No exército de Ilya os guerreiros vestiam armaduras de variados formatos e tipos. Algumas pesadas, outras mais leves. Ilya cavalgava na vanguarda escoltado por guerreiros matisseítas em suas montarias musculosas e de pescoço comprido. Não eram cavalos, mas uma espécie de cervo com córnos negros e enroscados. A tropa de maltisseítas usava martelos, foices e machados empunhados com as duas mãos, mas nenhum deles carregava espadas. Adiante, Ilya podia ver as muralhas escuras e angulosas de uma cidadela de arquitetura bizarra. Reconheceu imagens que havia visto em filmes e fotos na escola. Era uma cidadela wlegdar.

Quando um grupo grande de menodrols se chocou contra sua escolta, Ilya viu emergir de suas mãos raios púrpuras que se ramificaram velozes atingindo e fulminando grupos inteiros de menodrols. Aquela visão louca fazia pouco sentido. Mas ainda assim, avançavam. Notou que ele não era o único a disparar raios. Junto com usa comitiva havia alguns cavaleiros magros e que usavam poucas peças de armadura. Seus braços longos terminavam em quatro dedos alongados. Eram corados e cheios de vida. Eram elkins, mas não como os que Ilya conhecia, frágeis e de aparência doentia. Estes eram robustos, fortes e saudáveis.

A certo ponto, a confusão aumentou. Havia tanta gente lutando e magias variadas sendo convocadas que Ilya teve dificuldade de entender o que estava acontecendo. 

"Isso é um sonho..." Ele pensou. "Mas não é um sonho comum! Eu sei que estou sonhando, mas é como ver um filme". 

Sua atenção voltou-se para a batalha, pois tudo tremia agora. Era como um terremoto, mas este estava direcionado aos muros da cidadela. O muro alto e escuro rachou em vários pontos e começou a ruir. Após uma série de estrondos assustadores, uma nuvem de poeira ergueu-se e cobriu gradualmente todo o campo de visão. Os sons da batalha continuavam e Ilya imaginou que milhares de homens e menodrols se confrontavam dali para trás.

Após um estalo, penetrou num túnel de luzes e cores. Os sons da batalha soaram distantes e o local onde estavam era uma grande estrutura metálica que fez Ilya se lembrar da usina em Vetrocrav.
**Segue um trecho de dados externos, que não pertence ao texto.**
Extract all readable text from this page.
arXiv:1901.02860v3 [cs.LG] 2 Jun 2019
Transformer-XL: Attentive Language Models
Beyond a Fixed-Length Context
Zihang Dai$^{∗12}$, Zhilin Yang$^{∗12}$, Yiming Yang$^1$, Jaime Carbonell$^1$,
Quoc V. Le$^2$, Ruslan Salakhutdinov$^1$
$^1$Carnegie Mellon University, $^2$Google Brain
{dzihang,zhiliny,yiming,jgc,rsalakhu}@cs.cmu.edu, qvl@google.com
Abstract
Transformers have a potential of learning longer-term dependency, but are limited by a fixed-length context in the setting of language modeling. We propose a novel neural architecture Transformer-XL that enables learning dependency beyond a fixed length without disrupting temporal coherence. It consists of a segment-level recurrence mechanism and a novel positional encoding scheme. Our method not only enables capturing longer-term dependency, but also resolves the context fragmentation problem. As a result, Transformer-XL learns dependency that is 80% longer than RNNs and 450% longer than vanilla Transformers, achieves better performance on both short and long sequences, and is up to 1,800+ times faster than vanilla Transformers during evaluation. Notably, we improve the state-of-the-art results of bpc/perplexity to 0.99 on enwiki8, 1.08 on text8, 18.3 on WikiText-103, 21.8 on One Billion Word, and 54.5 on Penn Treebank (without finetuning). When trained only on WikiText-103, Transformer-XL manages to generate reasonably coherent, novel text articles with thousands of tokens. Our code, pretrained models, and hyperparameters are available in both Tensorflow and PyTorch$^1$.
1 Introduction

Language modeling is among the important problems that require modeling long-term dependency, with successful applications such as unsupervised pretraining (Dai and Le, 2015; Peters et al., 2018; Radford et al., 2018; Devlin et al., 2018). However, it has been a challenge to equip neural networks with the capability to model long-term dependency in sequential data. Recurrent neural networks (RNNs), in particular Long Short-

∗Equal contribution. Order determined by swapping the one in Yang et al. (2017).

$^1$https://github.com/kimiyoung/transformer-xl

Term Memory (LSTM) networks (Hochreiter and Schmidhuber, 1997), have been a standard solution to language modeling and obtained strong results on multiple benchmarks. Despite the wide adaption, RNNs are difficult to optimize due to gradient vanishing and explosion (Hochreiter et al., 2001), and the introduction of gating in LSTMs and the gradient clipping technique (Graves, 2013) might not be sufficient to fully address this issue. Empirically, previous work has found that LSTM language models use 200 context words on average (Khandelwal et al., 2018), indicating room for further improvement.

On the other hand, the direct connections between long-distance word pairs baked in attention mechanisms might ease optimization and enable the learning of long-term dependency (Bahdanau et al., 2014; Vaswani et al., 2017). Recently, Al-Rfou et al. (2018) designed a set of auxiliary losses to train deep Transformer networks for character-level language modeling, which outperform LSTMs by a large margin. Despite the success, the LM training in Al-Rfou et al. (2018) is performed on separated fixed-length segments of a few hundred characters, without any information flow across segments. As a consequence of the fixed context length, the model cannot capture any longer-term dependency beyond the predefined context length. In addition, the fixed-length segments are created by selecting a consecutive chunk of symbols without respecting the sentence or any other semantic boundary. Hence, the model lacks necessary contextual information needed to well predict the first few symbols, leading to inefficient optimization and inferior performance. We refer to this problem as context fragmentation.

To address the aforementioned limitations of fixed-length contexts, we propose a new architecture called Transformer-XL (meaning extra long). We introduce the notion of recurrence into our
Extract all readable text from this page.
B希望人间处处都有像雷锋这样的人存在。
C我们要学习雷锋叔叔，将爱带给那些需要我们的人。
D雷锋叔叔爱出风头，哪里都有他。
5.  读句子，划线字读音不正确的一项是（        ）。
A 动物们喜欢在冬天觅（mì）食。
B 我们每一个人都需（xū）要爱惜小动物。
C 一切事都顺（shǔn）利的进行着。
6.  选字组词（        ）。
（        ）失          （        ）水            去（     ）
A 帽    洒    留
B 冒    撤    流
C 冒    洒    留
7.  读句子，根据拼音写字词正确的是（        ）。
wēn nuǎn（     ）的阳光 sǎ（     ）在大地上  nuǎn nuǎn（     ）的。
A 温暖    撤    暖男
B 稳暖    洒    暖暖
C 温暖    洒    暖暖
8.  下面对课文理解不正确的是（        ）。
Haviam ângulos e curvas que não faziam sentido. "Mas que lugar estranho..."

Um homem da etnia Karis, com bigodes alaranjados que terminavam formando pontas ao lado do rosto, vestia uma armadura reluzente que brilhava como se estivesse embevecida de energias mágicas. 

Aproximou-se e disse — Todos prontos? Este é o momento de obter sucesso, ou a derrota definitiva. Precisamos derrotá-lo para quebrar as ondas de comando aos exércitos, mas como sabemos, aqui em Kaleor, o General Drogorn está mais fortalecido do que nunca.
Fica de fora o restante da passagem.